Emerging evidence suggests inflammation in the gut can trigger alpha-synuclein misfolding and clumping, and these so-called aggregates have been detected in gut tissue of people with early Parkinson’s.
Such findings suggest that alpha-synuclein may form clumps in gut neurons, then spread to the brain via connections between neurons in the enteric nervous system, which controls many gut functions, and the brain.
Mor chose the validated C. elegans model, which are transparent tiny roundworms that share about half of their genes with humans. Because these worms also have many of the same types of neurons, including those that produce dopamine, and an enteric nervous system, their short lifespan — the worms typical live 2-4 weeks — facilitates the rapid study of the neurological condition.
In previous work, Mor fed a toxic form of alpha-synuclein to the worms and saw it spread, triggering the death of dopamine-producing neurons.
“I have seen that it spreads to their different body tissues, and I have seen the neurons degenerating and I have seen the [worms] have motor problems in a matter of days,” Mor said.
The new funding will support research focusing on the brain-gut connection, specifically how alpha-synuclein travels from the gut to the brain to cause cognitive impairment. That is a common nonmotor symptom seen in the later stages of Parkinson’s.
“We are modeling gut-to-brain alpha-synuclein transmission, which we believe is one potential way that this disease occurs in humans and now we will test cognitive function,” Mor said.
To assess cognitive function, Mor will mix a colorless compound with a strong odor into some worm food, forming a short-term memory association in about one hour.
“Once they associate that odor with food they move toward that odor,” Mor said, adding that “that is how we give them the quiz.”
The research team also will explore how alpha-synuclein enters neurons in the gut. Recent cell-based studies suggested that toxic clumps bind to proteoglycans, a type of protein coated with sugar molecules, at the surface of cells, which help them get into cells.
We are modeling gut-to-brain alpha-synuclein transmission, which we believe is one potential way that this disease occurs in humans and now we will test cognitive function.

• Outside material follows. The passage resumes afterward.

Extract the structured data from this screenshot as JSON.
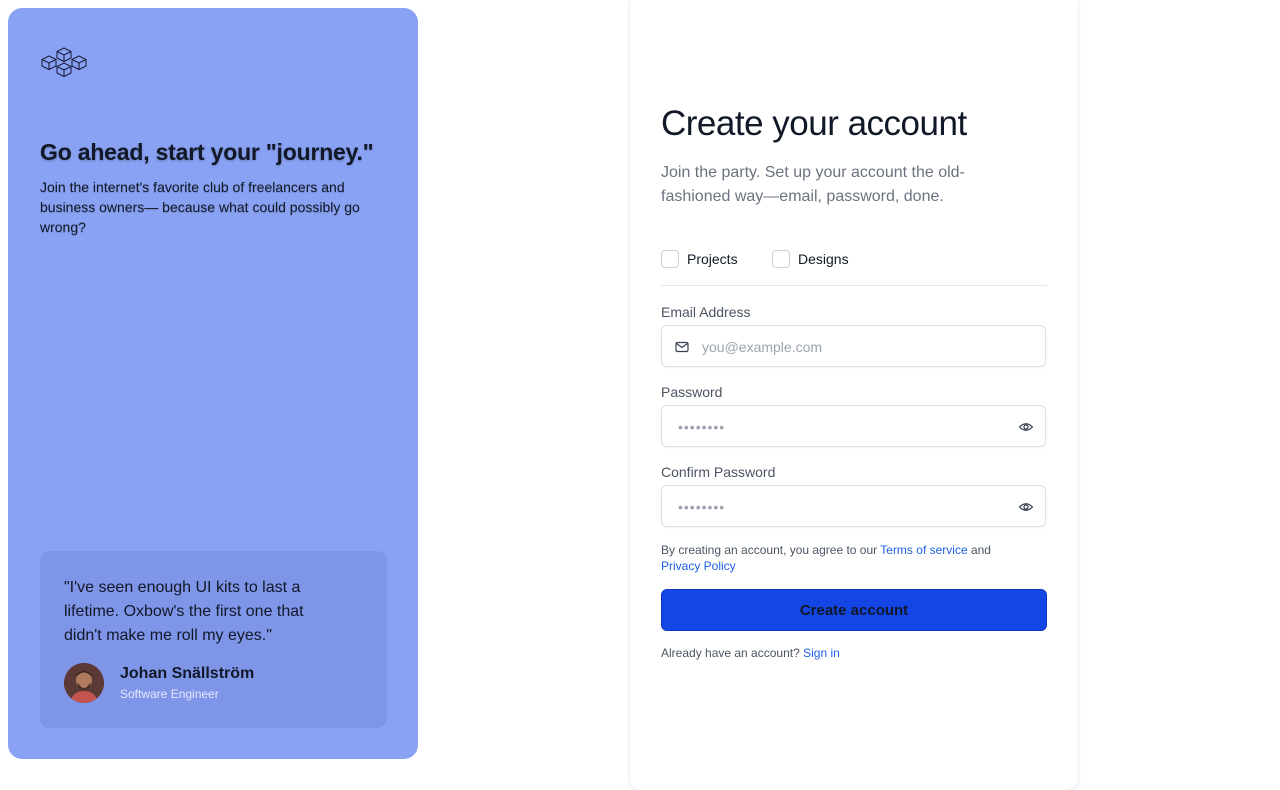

In earlier research, Mor showed that suppressing certain genes related to pathways that generate proteoglycans reduced the loss of dopamine-producing neurons and lessened some disease symptoms in the worms.
“We think we are blocking alpha-synuclein from actually getting into the cells,” Mor said.
To assess whether this is true, the team is inhibiting 17 genes related to proteoglycans that they suspect are involved in this process.
The large-scale screening of currently approved medicines will be focused on those that suppress alpha-synuclein’s toxicity that disrupts normal neuron metabolism and function, resulting in their death.
“Cellular metabolism is a key feature of how the neurons are dying,” Mor said.
This brain-gut connection in Parkinson’s is in line with the disease’s risk being influenced by both genetic and environmental factors. Such environmental factors may include exposure to harmful substances in food, water, or at home or work that may trigger alpha-synuclein misfolding in the gut.
“We should know if we are endangering ourselves and right now, we don’t know,” Mor added.
Mor’s mentors on the grant include Chandramohan Wakade, associate dean of research in the AU College of Allied Health Sciences, and Erhard Bieberich, PhD, a biochemist at the University of Kentucky College of Medicine.